April 23, 2009

(++++) EXPLORATIONS

Down, Down, Down: A Journey to the Bottom of the Sea. By Steve Jenkins. Houghton Mifflin. $17.

What’s Inside? Fascinating Structures Around the World. By Giles Laroche. Houghton Mifflin. $17.

     Here are some real-world journeys that are every bit as fascinating and surprising as most fictional ones. Down, Down, Down proceeds exactly as its title indicates: Steve Jenkins starts with a view of Earth from space, then drops to a level just above the Pacific Ocean, and then – after showing what sorts of sea creatures live near the surface (and even move into the air occasionally), he begins the long journey to the deepest spot in the ocean, almost 36,000 feet down. Near the surface, where “the water is warm and brightly lit by the sun,” we encounter familiar-looking sea creatures, accurately portrayed in Jenkins’ drawings. By a depth of 33 feet, sunlight is fading and water pressure increasing, but still the dwellers are familiar: tuna, sailfish, sea turtles and more. At 10 times that depth, though, light is far less and water pressure is 10 times what it is at the surface; here, soft, fluid-filled animals such as jellyfish thrive. Go down twice again as far, to 660 feet, and “there is not enough light for plants to survive – only animals live below this depth,” a surprising revelation for anyone who thinks of plant and animal life as inextricably intertwined. And now the denizens get stranger – this is where the goblin shark and snipe eel are found. And down, down, down readers go, encountering ever-weirder creatures as the waters become darker and the pressure vastly more intense. “Nine out of ten animals that live below the sunlit layer of the ocean are bioluminescent,” Jenkins explains – a fascinating statistic, and just one of many here. The deeper we explore, the more peculiar sea life is: the huge-mouthed pelican eel, the deep-sea jellyfish that resembles a flying saucer, the female hairy angler with a glowing lure at the end of a stalk that sticks out from her head, the small but huge-toothed loosejaw stoplight fish, and many others. Then we reach the weird layer of ooze 13,000 feet below the surface, called the abyssal plain – as strange a place as any imagined planet in science fiction, yet it is right here on Earth. And there is still more, for even in the deepest part of the ocean, an area still virtually unexplored, there is known to be life. This is a truly extraordinary tale, scientifically accurate yet as fascinating as a work of fiction, and with five pages of additional details on the animals portrayed in the book at the end – for young readers captivated by this amazing visit to the world far beneath our feet.
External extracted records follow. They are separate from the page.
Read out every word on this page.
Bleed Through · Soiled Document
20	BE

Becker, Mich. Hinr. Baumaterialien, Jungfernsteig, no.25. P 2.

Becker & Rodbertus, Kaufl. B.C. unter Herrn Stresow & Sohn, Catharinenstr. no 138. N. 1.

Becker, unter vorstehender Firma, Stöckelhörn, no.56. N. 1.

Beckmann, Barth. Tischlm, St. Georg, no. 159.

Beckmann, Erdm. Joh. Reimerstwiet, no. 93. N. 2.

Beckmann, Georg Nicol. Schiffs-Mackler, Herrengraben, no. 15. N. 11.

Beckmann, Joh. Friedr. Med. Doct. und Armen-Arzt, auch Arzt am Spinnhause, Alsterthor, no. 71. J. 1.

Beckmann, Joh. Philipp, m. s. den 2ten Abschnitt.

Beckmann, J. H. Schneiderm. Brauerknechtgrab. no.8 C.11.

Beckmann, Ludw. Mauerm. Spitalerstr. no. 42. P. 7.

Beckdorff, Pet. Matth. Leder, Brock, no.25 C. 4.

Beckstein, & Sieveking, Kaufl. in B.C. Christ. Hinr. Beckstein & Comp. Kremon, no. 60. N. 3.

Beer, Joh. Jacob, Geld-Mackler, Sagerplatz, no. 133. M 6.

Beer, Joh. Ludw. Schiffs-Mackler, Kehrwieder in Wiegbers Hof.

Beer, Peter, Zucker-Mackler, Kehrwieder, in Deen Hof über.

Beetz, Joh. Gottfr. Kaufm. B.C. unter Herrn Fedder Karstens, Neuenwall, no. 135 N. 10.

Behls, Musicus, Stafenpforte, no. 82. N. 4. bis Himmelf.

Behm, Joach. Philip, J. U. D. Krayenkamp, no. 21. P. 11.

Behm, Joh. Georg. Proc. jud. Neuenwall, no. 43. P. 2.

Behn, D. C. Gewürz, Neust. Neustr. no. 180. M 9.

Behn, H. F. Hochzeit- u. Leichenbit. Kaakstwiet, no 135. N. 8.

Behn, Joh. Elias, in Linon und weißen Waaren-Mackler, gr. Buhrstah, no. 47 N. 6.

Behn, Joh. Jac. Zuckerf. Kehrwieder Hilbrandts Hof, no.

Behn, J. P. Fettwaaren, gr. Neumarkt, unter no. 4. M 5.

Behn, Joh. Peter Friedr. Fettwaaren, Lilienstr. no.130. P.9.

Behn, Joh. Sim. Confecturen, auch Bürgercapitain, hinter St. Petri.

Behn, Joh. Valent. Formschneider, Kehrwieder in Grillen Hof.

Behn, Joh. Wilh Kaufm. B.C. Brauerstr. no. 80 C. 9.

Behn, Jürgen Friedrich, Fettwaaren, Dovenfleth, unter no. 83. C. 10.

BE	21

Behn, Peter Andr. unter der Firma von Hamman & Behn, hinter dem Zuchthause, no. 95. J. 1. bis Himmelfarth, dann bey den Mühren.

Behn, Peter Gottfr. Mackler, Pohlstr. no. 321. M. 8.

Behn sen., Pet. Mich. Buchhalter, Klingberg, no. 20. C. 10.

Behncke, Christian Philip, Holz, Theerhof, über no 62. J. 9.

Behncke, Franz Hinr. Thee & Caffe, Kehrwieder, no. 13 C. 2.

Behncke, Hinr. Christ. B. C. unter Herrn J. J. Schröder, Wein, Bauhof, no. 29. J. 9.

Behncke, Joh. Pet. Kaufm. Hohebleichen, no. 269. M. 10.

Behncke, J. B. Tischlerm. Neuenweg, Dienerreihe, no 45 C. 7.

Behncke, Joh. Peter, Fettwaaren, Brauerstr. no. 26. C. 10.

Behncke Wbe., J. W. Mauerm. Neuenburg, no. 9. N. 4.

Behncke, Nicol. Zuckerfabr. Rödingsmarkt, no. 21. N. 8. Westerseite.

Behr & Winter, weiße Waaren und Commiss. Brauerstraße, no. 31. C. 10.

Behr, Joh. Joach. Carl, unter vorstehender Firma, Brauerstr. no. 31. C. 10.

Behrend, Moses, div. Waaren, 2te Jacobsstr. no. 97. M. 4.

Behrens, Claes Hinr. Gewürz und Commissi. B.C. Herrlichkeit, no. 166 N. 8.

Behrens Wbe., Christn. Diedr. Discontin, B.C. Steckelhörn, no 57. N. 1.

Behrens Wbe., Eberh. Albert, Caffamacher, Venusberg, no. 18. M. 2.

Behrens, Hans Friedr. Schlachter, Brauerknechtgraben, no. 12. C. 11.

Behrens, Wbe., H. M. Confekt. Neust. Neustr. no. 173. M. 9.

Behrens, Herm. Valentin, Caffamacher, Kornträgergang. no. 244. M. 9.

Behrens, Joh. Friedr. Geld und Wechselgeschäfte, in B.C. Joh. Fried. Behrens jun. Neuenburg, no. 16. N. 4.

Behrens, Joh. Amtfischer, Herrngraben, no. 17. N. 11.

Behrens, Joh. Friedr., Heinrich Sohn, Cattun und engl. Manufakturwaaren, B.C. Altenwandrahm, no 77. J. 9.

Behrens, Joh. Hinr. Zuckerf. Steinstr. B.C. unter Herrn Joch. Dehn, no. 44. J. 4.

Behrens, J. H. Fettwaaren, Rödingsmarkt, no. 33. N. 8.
     There are amazements on the surface of Earth, too, and Giles Laroche explores some of them in What’s Inside? Laroche shows the outside of places both well-known (King Tut’s tomb, the Parthenon) and less familiar (the arched Puerta del Sol, through which one enters Toledo, Spain). And these are not merely monuments: Laroche takes readers inside a Shaker dairy barn in Massachusetts, a circus tent, and the Petronas Twin Towers in Malaysia, in each case not only showcasing the structure but also discussing the people who built it and the ones who use it today. So we learn that in the ship-shaped Georgia Aquarium, built in landlocked Atlanta, visitors can walk along a 100-foot-long glass tunnel that makes them feel as if they are under the sea. We discover that the Sydney Opera House, that Australian city’s most distinctive landmark, took 12 years to build because of the complexity of architect John Utzon’s design. We find out that the castle of Segovia, where Queen Isabella once lived, is the model for the castle at Disneyland. We discover that the temple of Kukulcan at Chichen Itza, Mexico, has four stairways, each with 91 steps – which, added to the single step at the top, makes a total of 365, the number of days in a year. Packed with pleasantly presented information and accurately rendered drawings, and offering an illustrated glossary of architectural terms at the end, What’s Inside? provides a fascinating journey through some remarkable buildings and places. An insider’s guide, you might say.